Space debris can be assessed from a number of different perspectives: souvenirs of the exploration of outer space by the human race; a typical example of the constant damage caused by the passage of humans to the environment in which they operate and live; an evidence of the historical indifference of governments in order to further their space ambitions; a necessary evil of the first, “heroic” phase of our journey to the Stars. In any case, the silent anarchy of space debris is increasingly taking over the earth’s orbits, a real space Frankenstein, ready to destroy its creator. As Frank Schätzing vividly described in his novel, Limit (2009):
“…Space debris, whose unwelcome omnipresence was down to an unparalleled orbital congestion, begun in the 1950s by the Soviets with their Sputnik launches. Since then, the remnants of thousands of missions had circulated at every altitude: burnt-out propulsion stages, decommissioned and forgotten satellites, wreckage from countless explosions and collisions, from complete reactors to tiny fragments of shrapnel, drops of frozen coolant, screws and wires, bits of plastic and metal, scraps of gold foil and vestiges of flaked-off paint. The constant fracturing of the splinters with each fresh collision meant that they were breeding like rodents… The problem was, a wasp hurtling at a luxury limousine with the momentum of an identically sized fragment of space debris would have developed the kinetic energy of a hand-grenade and written off the vehicle in an instant”.

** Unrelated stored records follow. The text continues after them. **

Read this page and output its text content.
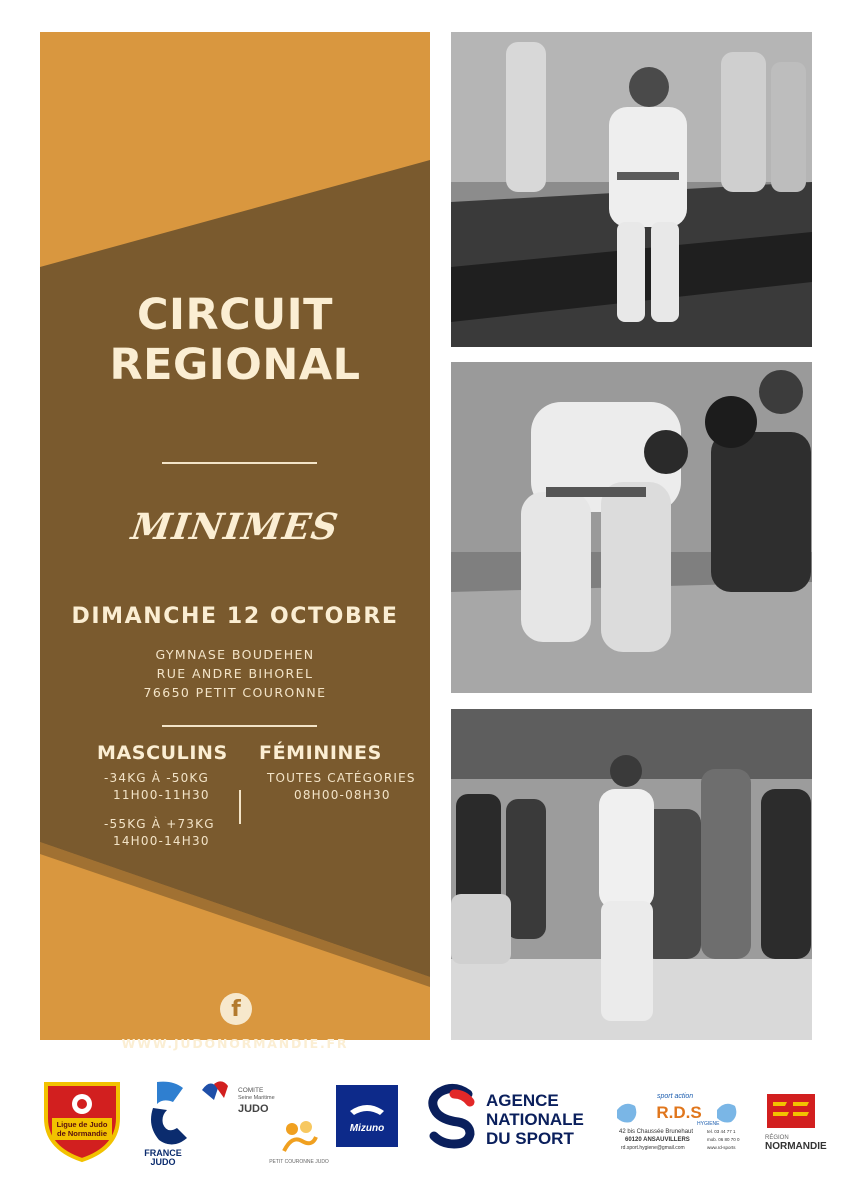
CIRCUIT
REGIONAL
MINIMES
DIMANCHE 12 OCTOBRE
GYMNASE BOUDEHEN
RUE ANDRE BIHOREL
76650 PETIT COURONNE
MASCULINS
-34KG À -50KG
11H00-11H30
-55KG À +73KG
14H00-14H30
FÉMININES
TOUTES CATÉGORIES
08H00-08H30
f
WWW.JUDONORMANDIE.FR
Ligue de Judo
de Normandie
FRANCE
JUDO
COMITE
Seine Maritime
JUDO
PETIT COURONNE JUDO
Mizuno
AGENCE
NATIONALE
DU SPORT
sport action
R.D.S
HYGIENE
42 bis Chaussée Brunehaut
60120 ANSAUVILLERS
rd.sport.hygiene@gmail.com
tel. 03 44 77 1
mob. 06 80 70 0
www.rd-sports
RÉGION
NORMANDIE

It is encouraging, however, that the international community has woken up and has already taken significant steps to curb the tsunami of debris in outer space (UNCOPUOS Space Debris Mitigation Guidelines). However, this is not enough: It is further required to promote a collective space consciousness, at the level of Humankind, which will override national egos and will now allow the collection and removal of the cancers that humans have recklessly sown in space, and which increasingly threaten a healthy and sustainable “use and exploration” of the space domain. The question is: how ready are we for the next step?